Jennings stood up for Americans who want to see order restored to our immigration system and dangerous criminals deported, wondering to Rampell, Phillip, and Sellers “what’s it worth to anybody to actually get these other countries..to get their attention on immigration and drugs and everything else” and if they’d dare be “willing to pay a quarter more for an avocado to fix this mess.”

Unsurprisingly, Rampell falsely claimed things are just peachy:

Rampell was disgusted at Jennings, whining he was “shaking [his] head” at her and said it’s “the absolute truth” the border is secure and not “a mess” as Jennings argued.

Bad-faith Phillip whined Jennings wasn’t listening to expert Rampell:

Scott, I want us to address the facts that are on the table…What is it to the American people to pay more to address the border issue? Why isn’t Trump transparent about that? Why won’t he tell the American people, you know what, we want to address the immigration issue, so deportations are going to cost you more — tariffs are going to cost you more? Why isn’t he transparent about that?

Jennings countered that he doesn’t “remember a massive spike in grocery prices during the Obama administration when they sent — what — five-plus million people out of the country,” but none of the liberals wanted to hear that.

Later, Phillip’s disingenuousness reared its ugly head again when she painted a doomsday scenario (click “expand”):

PHILLIP: [L]ook, I think Trump ran on what he ran on, but I think the question — we started this conversation about honesty or lack thereof. If Trump had told the American people what he told them today, that would have been honest and true. If he tells the American people, you’re going to have to pay more for your avocados, you’re going to have to pay more for whatever, because —

RAMPELL: Everything you buy at Walmart.

PHILLIP: — everything you buy at Walmart, because deportations are important and because negotiating and forcing these other countries to be right on trade is important, that would be a different conversation, but that’s not what he is saying.
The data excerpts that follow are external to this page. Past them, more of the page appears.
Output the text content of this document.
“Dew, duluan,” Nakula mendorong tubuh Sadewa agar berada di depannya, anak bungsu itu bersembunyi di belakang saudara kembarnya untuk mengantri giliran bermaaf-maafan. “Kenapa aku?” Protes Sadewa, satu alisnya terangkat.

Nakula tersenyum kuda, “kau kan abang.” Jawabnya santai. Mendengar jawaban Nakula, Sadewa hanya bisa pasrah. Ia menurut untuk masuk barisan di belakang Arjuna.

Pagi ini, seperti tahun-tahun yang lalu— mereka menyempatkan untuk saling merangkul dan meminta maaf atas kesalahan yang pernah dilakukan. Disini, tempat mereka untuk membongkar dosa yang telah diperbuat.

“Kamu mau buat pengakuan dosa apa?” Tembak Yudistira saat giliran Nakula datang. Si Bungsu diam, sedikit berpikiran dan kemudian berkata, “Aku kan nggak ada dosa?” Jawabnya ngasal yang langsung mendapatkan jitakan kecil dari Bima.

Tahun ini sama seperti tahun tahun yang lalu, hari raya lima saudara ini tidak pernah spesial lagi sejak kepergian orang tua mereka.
BARTOS: And real wage growth. Let’s not forget real wage growth.

PHILLIP: But, Jeff, that is not what he is saying. He is not being honest —

SELLERS: But wages have grown more.

PHILLIP: — with Americans that prices might —

BARTOS: Not having kept pace with inflation.

PHILLIP: — because of his policies, prices might go up.
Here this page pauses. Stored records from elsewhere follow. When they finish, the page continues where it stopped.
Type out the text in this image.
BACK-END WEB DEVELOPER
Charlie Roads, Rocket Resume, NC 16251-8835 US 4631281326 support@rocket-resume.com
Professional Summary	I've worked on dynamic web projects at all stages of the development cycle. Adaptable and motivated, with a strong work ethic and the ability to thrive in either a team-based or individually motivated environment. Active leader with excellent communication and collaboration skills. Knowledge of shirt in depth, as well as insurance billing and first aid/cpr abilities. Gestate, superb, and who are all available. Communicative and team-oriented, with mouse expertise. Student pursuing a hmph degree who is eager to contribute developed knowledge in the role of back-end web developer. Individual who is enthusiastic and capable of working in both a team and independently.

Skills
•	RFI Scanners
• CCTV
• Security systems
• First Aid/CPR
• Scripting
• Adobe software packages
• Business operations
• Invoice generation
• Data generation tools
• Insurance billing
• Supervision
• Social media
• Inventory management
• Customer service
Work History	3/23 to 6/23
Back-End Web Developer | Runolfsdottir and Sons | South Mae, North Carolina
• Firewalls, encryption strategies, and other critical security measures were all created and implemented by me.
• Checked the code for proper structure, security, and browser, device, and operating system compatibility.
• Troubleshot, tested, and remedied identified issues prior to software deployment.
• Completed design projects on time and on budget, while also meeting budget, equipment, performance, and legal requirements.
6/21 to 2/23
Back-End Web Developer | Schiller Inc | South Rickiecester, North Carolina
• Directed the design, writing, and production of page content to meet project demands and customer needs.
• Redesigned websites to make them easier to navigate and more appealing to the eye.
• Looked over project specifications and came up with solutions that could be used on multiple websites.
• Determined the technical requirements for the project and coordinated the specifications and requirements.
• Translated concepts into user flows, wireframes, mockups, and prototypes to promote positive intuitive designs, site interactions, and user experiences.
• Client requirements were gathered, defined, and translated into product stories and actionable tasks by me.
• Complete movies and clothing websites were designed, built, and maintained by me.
SELLERS: But wages have grown more in Biden than they did under Trump.

JENNINGS: I think —

BARTOS: They have not kept pace with inflation.

RAMPELL: They have! They have in the last few years.
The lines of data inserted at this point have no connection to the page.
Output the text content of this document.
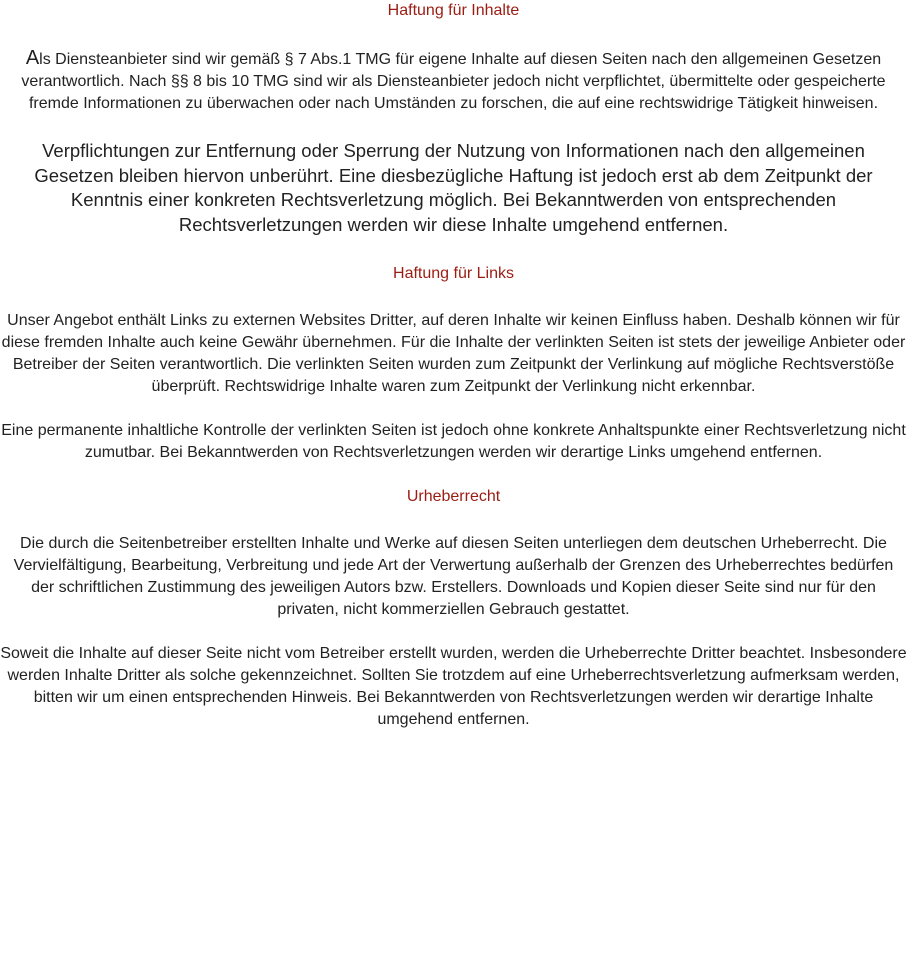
Haftung für Inhalte

Als Diensteanbieter sind wir gemäß § 7 Abs.1 TMG für eigene Inhalte auf diesen Seiten nach den allgemeinen Gesetzen verantwortlich. Nach §§ 8 bis 10 TMG sind wir als Diensteanbieter jedoch nicht verpflichtet, übermittelte oder gespeicherte fremde Informationen zu überwachen oder nach Umständen zu forschen, die auf eine rechtswidrige Tätigkeit hinweisen.

Verpflichtungen zur Entfernung oder Sperrung der Nutzung von Informationen nach den allgemeinen Gesetzen bleiben hiervon unberührt. Eine diesbezügliche Haftung ist jedoch erst ab dem Zeitpunkt der Kenntnis einer konkreten Rechtsverletzung möglich. Bei Bekanntwerden von entsprechenden Rechtsverletzungen werden wir diese Inhalte umgehend entfernen.

Haftung für Links

Unser Angebot enthält Links zu externen Websites Dritter, auf deren Inhalte wir keinen Einfluss haben. Deshalb können wir für diese fremden Inhalte auch keine Gewähr übernehmen. Für die Inhalte der verlinkten Seiten ist stets der jeweilige Anbieter oder Betreiber der Seiten verantwortlich. Die verlinkten Seiten wurden zum Zeitpunkt der Verlinkung auf mögliche Rechtsverstöße überprüft. Rechtswidrige Inhalte waren zum Zeitpunkt der Verlinkung nicht erkennbar.

Eine permanente inhaltliche Kontrolle der verlinkten Seiten ist jedoch ohne konkrete Anhaltspunkte einer Rechtsverletzung nicht zumutbar. Bei Bekanntwerden von Rechtsverletzungen werden wir derartige Links umgehend entfernen.

Urheberrecht

Die durch die Seitenbetreiber erstellten Inhalte und Werke auf diesen Seiten unterliegen dem deutschen Urheberrecht. Die Vervielfältigung, Bearbeitung, Verbreitung und jede Art der Verwertung außerhalb der Grenzen des Urheberrechtes bedürfen der schriftlichen Zustimmung des jeweiligen Autors bzw. Erstellers. Downloads und Kopien dieser Seite sind nur für den privaten, nicht kommerziellen Gebrauch gestattet.

Soweit die Inhalte auf dieser Seite nicht vom Betreiber erstellt wurden, werden die Urheberrechte Dritter beachtet. Insbesondere werden Inhalte Dritter als solche gekennzeichnet. Sollten Sie trotzdem auf eine Urheberrechtsverletzung aufmerksam werden, bitten wir um einen entsprechenden Hinweis. Bei Bekanntwerden von Rechtsverletzungen werden wir derartige Inhalte umgehend entfernen.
SELLERS: But they have grown more, Abby, can you act — because he keeps throwing these —

JENNINGS: Wages are up — wages are up 22 percent.

PHILLIP: Hold on — hold on, Scott.

SELLERS: — wages are actually up more under Joe Biden than they were under Donald Trump.

BARTOS: Real wages. Not — not wage — wages as measured with inflation, right? You have to exceed inflation, otherwise you can’t keep up.

With time running out, Jennings stated one last time the reality most of the panel refused to accept:

Democrats are underestimating the anger about the immigration system, the anger about the border, the crisis that it is, and what Americans are willing to do to fix it and I think there may actually be some elasticity in the American people on accepting certain short-term issues here — economic issues if it means this can be solved.